[10 February 2009]
PopMatters Contributing Editor
Whichever way you look at it, Ladyfinger (ne) has always been somewhat of an awkward fit. As far and away the heaviest band on Conor Oberst’s Saddle Creek Records, their sound isn’t exactly one that would seem very enticing to fans of labelmates Bright Eyes or Tokyo Police Club. They draw heavily from punk and post-hardcore, but don’t pander to those crowds, going for a broader style than many of their peers are willing to attempt. And while they’re capable of executing a massive, almost stoner/desert rock sound to offset the more discordant hardcore riffs, when recorded by metal producer extraordinaire Matt Bayles (who has produced and mixed classic albums by Mastodon, Botch, and Isis) the songs can be perceived as sounding too mainstream-friendly to appeal to the more insular-minded metal audience. At the rate the foursome is going, however, it shouldn’t be much longer before enough people from all sides realize just what Ladyfinger (ne) is capable of.
The Omaha, Nebraska band has enormous crossover potential, which was evidenced on 2006’s debut album Heavy Hands. The follow-up Dusk marks an even bolder step forward. On the last album, the mixture of rock, metal, and punk tended to be a little awkward at times, Bayles’s trademark robust production playing up the heavy rock influence a little too much for Ladyfinger (ne)‘s own good. With the new album, though, both the band and Bayles have found a comfortable middle ground, the band delivering far more dynamic songwriting without betraying the visceral power of the arrangements, the producer adding a more subtle touch from time to time. Consequently, we’re left with a bold record that’s as accessible as it is visceral.
Despite the band’s considerable musical chops, their one ace in the hole is singer/guitarist Chris Machmuller, whose warm, drowsy croon fits somewhere between Queens of the Stone Age’s Josh Homme and Coldplay’s Chris Martin. Cynics might derogatorily attach the label “emo” upon hearing that throaty voice singing introspective lyrics, but Machmuller never relies too heavily on the sensitive side, playing the contrast from soft to aggressive to great effect. Nowhere does his approach work better than on the single “Little Things”. His charismatic delivery is underscored by a varied yet cohesive, contagious arrangement, a choppy punk intro backing up a gentle vocal melody, which then gracefully shifts into something out of the Constantines’ book of tricks, exploding into a wickedly catchy, Fugazi-inspired riff at 1:23. Brooding yet hard charging, it sets the tone for the rest of the album, and is one of the better rock singles of early 2009.
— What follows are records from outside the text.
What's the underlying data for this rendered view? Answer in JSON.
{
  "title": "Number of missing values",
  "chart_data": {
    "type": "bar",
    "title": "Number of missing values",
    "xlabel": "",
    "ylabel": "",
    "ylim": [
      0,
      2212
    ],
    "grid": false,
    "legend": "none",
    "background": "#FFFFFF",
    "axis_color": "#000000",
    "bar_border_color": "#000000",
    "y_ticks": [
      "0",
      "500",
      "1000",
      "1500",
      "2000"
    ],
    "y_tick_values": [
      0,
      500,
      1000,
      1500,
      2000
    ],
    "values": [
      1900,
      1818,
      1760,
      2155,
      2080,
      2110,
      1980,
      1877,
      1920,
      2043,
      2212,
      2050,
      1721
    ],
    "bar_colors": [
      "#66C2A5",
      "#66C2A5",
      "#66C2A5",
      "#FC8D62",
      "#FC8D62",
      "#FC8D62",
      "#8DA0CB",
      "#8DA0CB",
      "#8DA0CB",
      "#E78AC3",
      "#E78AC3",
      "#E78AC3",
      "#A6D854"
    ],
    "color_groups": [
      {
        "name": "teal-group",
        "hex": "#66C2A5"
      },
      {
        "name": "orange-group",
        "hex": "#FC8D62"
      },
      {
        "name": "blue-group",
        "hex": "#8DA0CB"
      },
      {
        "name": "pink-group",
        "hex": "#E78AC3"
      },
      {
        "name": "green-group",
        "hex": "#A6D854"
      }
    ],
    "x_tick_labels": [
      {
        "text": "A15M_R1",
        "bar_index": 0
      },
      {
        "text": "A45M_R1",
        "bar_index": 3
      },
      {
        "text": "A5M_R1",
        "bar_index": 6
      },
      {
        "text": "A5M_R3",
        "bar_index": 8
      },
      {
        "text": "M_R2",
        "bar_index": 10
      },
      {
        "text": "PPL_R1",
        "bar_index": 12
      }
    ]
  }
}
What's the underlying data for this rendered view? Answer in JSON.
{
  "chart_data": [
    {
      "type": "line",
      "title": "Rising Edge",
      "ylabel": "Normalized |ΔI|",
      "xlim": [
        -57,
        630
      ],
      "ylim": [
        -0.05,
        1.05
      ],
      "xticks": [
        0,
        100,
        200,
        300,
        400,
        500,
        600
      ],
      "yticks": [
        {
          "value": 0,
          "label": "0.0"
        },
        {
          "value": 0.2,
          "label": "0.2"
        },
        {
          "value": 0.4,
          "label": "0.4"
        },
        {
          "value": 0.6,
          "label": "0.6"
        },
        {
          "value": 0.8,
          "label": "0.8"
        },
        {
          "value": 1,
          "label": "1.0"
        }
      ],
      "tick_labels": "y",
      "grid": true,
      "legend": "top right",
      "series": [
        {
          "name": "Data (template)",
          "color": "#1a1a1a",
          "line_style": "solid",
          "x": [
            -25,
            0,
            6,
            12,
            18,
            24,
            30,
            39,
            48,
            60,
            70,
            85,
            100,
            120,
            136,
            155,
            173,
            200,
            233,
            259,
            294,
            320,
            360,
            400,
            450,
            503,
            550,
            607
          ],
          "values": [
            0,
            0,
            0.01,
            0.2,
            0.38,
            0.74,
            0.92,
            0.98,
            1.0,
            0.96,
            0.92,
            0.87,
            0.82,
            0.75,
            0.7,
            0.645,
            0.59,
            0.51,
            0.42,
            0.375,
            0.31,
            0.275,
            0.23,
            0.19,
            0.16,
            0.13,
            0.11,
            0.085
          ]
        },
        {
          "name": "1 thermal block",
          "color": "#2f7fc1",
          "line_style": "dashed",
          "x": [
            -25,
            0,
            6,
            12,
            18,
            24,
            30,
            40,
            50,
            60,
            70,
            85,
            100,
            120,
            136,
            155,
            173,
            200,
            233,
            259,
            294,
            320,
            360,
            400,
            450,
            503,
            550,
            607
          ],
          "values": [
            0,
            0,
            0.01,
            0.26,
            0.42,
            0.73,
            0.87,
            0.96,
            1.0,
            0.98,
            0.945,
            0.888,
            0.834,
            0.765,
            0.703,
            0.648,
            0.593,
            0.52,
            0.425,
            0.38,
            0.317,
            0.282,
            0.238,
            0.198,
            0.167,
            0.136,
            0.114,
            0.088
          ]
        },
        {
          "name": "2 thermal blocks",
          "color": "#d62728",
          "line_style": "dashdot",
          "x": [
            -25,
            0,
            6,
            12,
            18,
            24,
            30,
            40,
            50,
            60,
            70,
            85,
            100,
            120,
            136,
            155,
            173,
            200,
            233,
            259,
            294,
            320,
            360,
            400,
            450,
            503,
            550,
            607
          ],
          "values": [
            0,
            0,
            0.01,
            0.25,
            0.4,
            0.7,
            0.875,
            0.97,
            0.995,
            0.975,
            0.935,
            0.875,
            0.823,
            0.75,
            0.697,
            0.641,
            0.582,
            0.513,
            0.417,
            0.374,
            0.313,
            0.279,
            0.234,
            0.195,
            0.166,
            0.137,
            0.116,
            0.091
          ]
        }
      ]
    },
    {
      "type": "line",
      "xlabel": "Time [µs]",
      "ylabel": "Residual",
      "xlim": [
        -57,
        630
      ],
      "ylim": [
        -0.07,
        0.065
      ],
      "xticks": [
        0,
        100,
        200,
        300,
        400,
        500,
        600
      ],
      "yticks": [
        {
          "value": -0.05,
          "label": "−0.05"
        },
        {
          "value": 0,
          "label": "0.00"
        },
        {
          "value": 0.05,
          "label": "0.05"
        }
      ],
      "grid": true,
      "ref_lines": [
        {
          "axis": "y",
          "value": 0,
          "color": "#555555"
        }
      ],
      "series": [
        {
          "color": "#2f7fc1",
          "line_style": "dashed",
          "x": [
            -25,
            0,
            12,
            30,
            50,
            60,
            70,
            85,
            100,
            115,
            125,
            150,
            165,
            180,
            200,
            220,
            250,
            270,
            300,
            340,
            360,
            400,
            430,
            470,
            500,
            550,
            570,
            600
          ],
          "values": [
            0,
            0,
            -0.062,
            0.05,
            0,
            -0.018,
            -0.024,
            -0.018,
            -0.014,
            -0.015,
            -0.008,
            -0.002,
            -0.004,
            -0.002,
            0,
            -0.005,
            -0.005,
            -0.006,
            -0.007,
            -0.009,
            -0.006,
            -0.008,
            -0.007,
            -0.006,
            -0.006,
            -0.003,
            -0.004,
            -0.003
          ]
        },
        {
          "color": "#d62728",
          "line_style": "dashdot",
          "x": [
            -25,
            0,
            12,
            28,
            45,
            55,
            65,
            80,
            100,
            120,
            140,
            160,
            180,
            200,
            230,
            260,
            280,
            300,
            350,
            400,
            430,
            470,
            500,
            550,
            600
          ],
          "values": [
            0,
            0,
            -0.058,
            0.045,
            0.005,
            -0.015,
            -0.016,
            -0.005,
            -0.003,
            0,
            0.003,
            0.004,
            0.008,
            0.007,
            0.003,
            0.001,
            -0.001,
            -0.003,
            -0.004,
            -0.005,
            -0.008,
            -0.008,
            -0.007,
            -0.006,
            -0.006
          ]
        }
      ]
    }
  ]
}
For the most part, the other nine tracks hold their own very well. “Over and Over” expertly blends a Queens of the Stone Age groove with dissonant post-hardcore guitar tones, while the pummeling “A.D.D.” goes for a far more physical approach. Bayles’s mix helps create a gigantic bottom end, the song anchored by the Jesus Lizard-inspired rhythm section of bassist Ethan Jones and drummer Pat Oakes. Machmuller’s exhortations of, “You’re just a kid, just a kid!” are a well-timed moment of melody. “Two Years” starts off in the contemplative direction of Cursive, but suddenly explodes with an up-tempo arrangement reminiscent of Drive Like Jehu. Previously released as a single in 2007, “Work Party” is given a good spit and polish by Bayles, and the scorching version we hear on Dusk absolutely obliterates the original. While Machmuller’s Josh Homme worship is a bit shameless, the song’s rampaging pace and its raucous shout-along chorus make it simply undeniable.
The album gets a little bolder during the final 14 minutes, starting with the surprisingly gentle “Plans”, which if it were not for the soaring guitar work by Machmuller and Jamie Massey throughout the track, could be described as “lilting”. If “Little Things” doesn’t help attract a larger audience, “Let’s Get Married” just might. Machmuller’s “us against the world” sentiment is considerably more tongue-in-cheek than one would expect in a song of that name. Interestingly, the seven-minute “Born in the 80’s” is the album’s sole minor stumbling block, in which the band goes for a gigantic sound akin to Isis and tries to act as Generation Y spokesmen at the same time, but with Machmuller’s lyrics lacking any of the eloquence he shows throughout the rest of the record (“It might be time we prove our use / We kind of suck in the workplace / It’s high time that we made an excuse”). Still, the entire band’s performance on the track is blistering, capping off an album that fully deserves to be a crossover success on the same level as the Gaslight Anthem in 2008, and not be confined to a mere 20-minute slot on Warped Tour.